The same day the CDR made its recommendation, the NDP government in Alberta said it would offer the abortion drug free-of-charge to residents. Tim Kulak, a spokesman for Alberta Health, told The Globe and Mail, “the Alberta government strongly supports women’s reproductive health options.”
The CDR said it looked at only five studies of the abortion pill and found that it was effective in its intended use (to kill preborn babies), presented minimal health risk, and was cost-effective compared to surgical abortion. The CDR report said no women have died who have taken the drug according to the studies they examined, and that serious side-effects were reported in only one study.

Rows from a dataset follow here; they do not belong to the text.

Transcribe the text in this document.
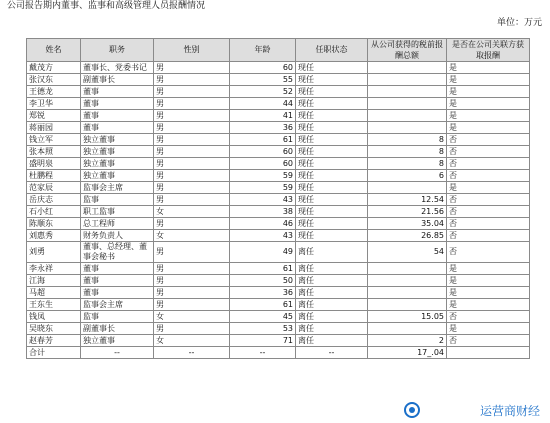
公司报告期内董事、监事和高级管理人员报酬情况
单位：万元
姓名	职务	性别	年龄	任职状态	从公司获得的税前报酬总额	是否在公司关联方获取报酬
戴茂方	董事长、党委书记	男	60	现任		是
张汉东	副董事长	男	55	现任		是
王德龙	董事	男	52	现任		是
李卫华	董事	男	44	现任		是
郑锐	董事	男	41	现任		是
蒋丽园	董事	男	36	现任		是
钱立军	独立董事	男	61	现任	8	否
张本照	独立董事	男	60	现任	8	否
盛明泉	独立董事	男	60	现任	8	否
杜鹏程	独立董事	男	59	现任	6	否
范家辰	监事会主席	男	59	现任		是
岳庆志	监事	男	43	现任	12.54	否
石小红	职工监事	女	38	现任	21.56	否
陈顺东	总工程师	男	46	现任	35.04	否
刘惠秀	财务负责人	女	43	现任	26.85	否
刘勇	董事、总经理、董事会秘书	男	49	离任	54	否
李永祥	董事	男	61	离任		是
江海	董事	男	50	离任		是
马超	董事	男	36	离任		是
王东生	监事会主席	男	61	离任		是
钱凤	监事	女	45	离任	15.05	否
吴晓东	副董事长	男	53	离任		是
赵春芳	独立董事	女	71	离任	2	否
合计	--	--	--	--	17_.04	
运营商财经
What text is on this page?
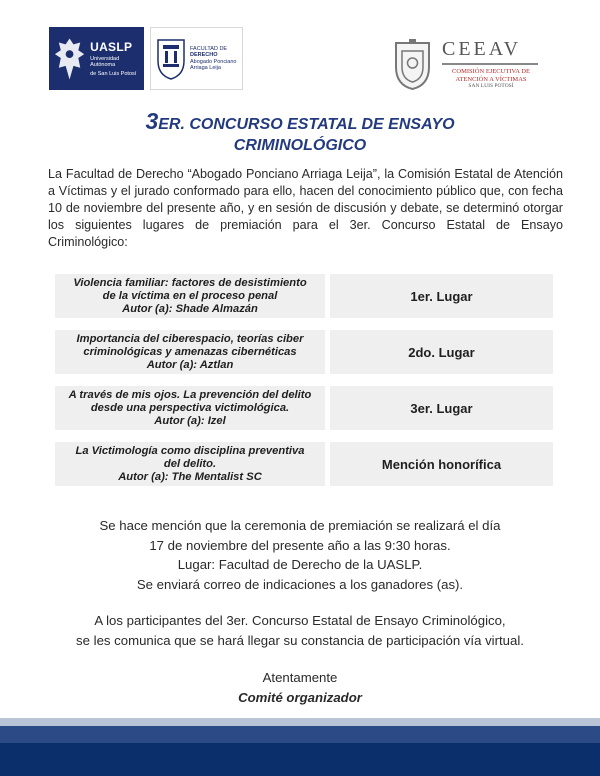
UASLP
Universidad Autónoma
de San Luis Potosí
FACULTAD DE
DERECHO
Abogado Ponciano
Arriaga Leija
CEEAV
COMISIÓN EJECUTIVA DE
ATENCIÓN A VÍCTIMAS
SAN LUIS POTOSÍ
3ER. CONCURSO ESTATAL DE ENSAYO
CRIMINOLÓGICO
La Facultad de Derecho “Abogado Ponciano Arriaga Leija”, la Comisión Estatal de Atención a Víctimas y el jurado conformado para ello, hacen del conocimiento público que, con fecha 10 de noviembre del presente año, y en sesión de discusión y debate, se determinó otorgar los siguientes lugares de premiación para el 3er. Concurso Estatal de Ensayo Criminológico:
Violencia familiar: factores de desistimiento
de la víctima en el proceso penal
Autor (a): Shade Almazán
1er. Lugar
Importancia del ciberespacio, teorías ciber
criminológicas y amenazas cibernéticas
Autor (a): Aztlan
2do. Lugar
A través de mis ojos. La prevención del delito
desde una perspectiva victimológica.
Autor (a): Izel
3er. Lugar
La Victimología como disciplina preventiva
del delito.
Autor (a): The Mentalist SC
Mención honorífica
Se hace mención que la ceremonia de premiación se realizará el día
17 de noviembre del presente año a las 9:30 horas.
Lugar: Facultad de Derecho de la UASLP.
Se enviará correo de indicaciones a los ganadores (as).
A los participantes del 3er. Concurso Estatal de Ensayo Criminológico,
se les comunica que se hará llegar su constancia de participación vía virtual.
Atentamente
Comité organizador
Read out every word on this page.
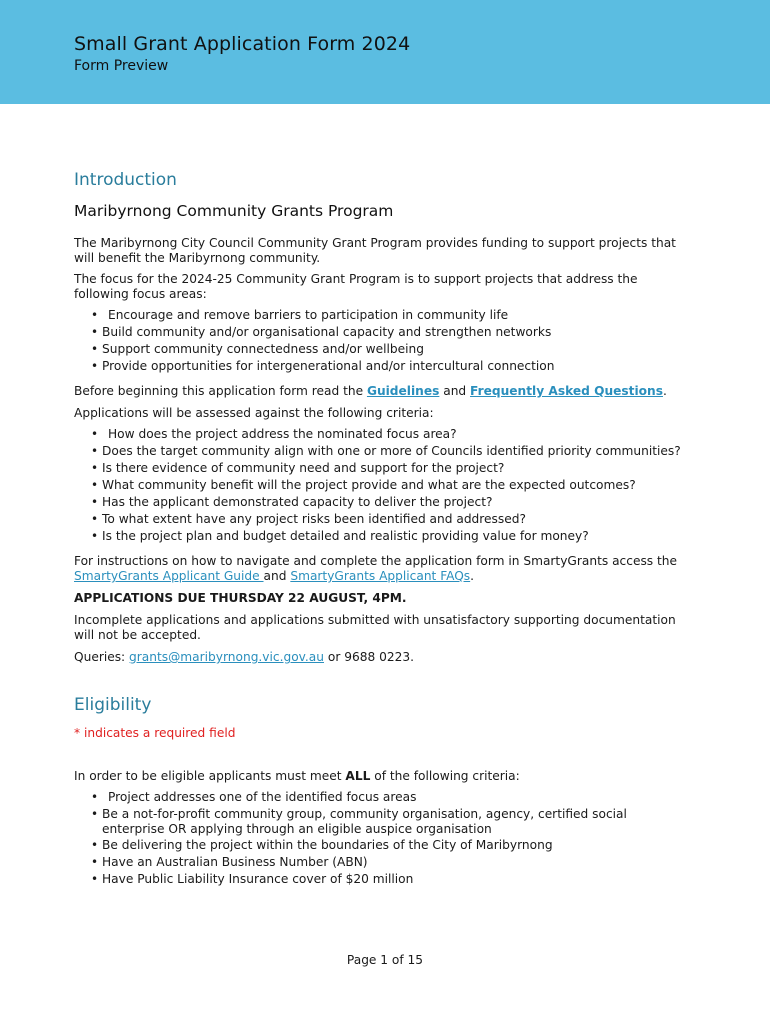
Small Grant Application Form 2024
Form Preview
Introduction
Maribyrnong Community Grants Program

The Maribyrnong City Council Community Grant Program provides funding to support projects that will benefit the Maribyrnong community.

The focus for the 2024-25 Community Grant Program is to support projects that address the following focus areas:

• Encourage and remove barriers to participation in community life
• Build community and/or organisational capacity and strengthen networks
• Support community connectedness and/or wellbeing
• Provide opportunities for intergenerational and/or intercultural connection

Before beginning this application form read the Guidelines and Frequently Asked Questions.

Applications will be assessed against the following criteria:

• How does the project address the nominated focus area?
• Does the target community align with one or more of Councils identified priority communities?
• Is there evidence of community need and support for the project?
• What community benefit will the project provide and what are the expected outcomes?
• Has the applicant demonstrated capacity to deliver the project?
• To what extent have any project risks been identified and addressed?
• Is the project plan and budget detailed and realistic providing value for money?

For instructions on how to navigate and complete the application form in SmartyGrants access the SmartyGrants Applicant Guide and SmartyGrants Applicant FAQs.

APPLICATIONS DUE THURSDAY 22 AUGUST, 4PM.

Incomplete applications and applications submitted with unsatisfactory supporting documentation will not be accepted.

Queries: grants@maribyrnong.vic.gov.au or 9688 0223.

Eligibility

* indicates a required field

In order to be eligible applicants must meet ALL of the following criteria:

• Project addresses one of the identified focus areas
• Be a not-for-profit community group, community organisation, agency, certified social enterprise OR applying through an eligible auspice organisation
• Be delivering the project within the boundaries of the City of Maribyrnong
• Have an Australian Business Number (ABN)
• Have Public Liability Insurance cover of $20 million
Page 1 of 15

Johanne Brownrigg, a lobbyist for Campaign Life Coalition, told the Globe and Mail, “when you weigh the side-effects and you weigh the costs, it’s dumb-founding that this is the direction the report would recommend.” Brownrigg told The Interim that the CDR should have looked more broadly than the five studies they chose because the Centers for Disease Control in the United States has registered abortion drug deaths and the adverse effects of Mifegymiso are well-documented. Furthermore, none of the studies looked at the long-term side-effects of the abortion pill as the longest duration for any study CDR looked at was six weeks.
The National Abortion Federation, which represents abortionists in Canada and the United States, applauded the CDR announcement, with president Vicki Saporta predicting an increase in abortions in rural areas.
The CDR analyzed the costs and concluded an abortion with Mifegymiso will be $610, not $300 as most media reports claim, because it requires two doctor’s visits and an ultrasound. CDR said at $610, the abortion drug will be slightly more expensive than surgical abortions carried out in free-standing abortuaries, but significantly cheaper than those committed in hospitals.
Provincial health plans typically do not fund drugs until CDR recommends reimbursement. Some provinces may still wait until the Canadian Pharmaceutical Alliance negotiates a lower price for bulk purchasing of the drug.
Neither Alberta nor New Brunswick have committed to a timeline to pay for chemical abortions.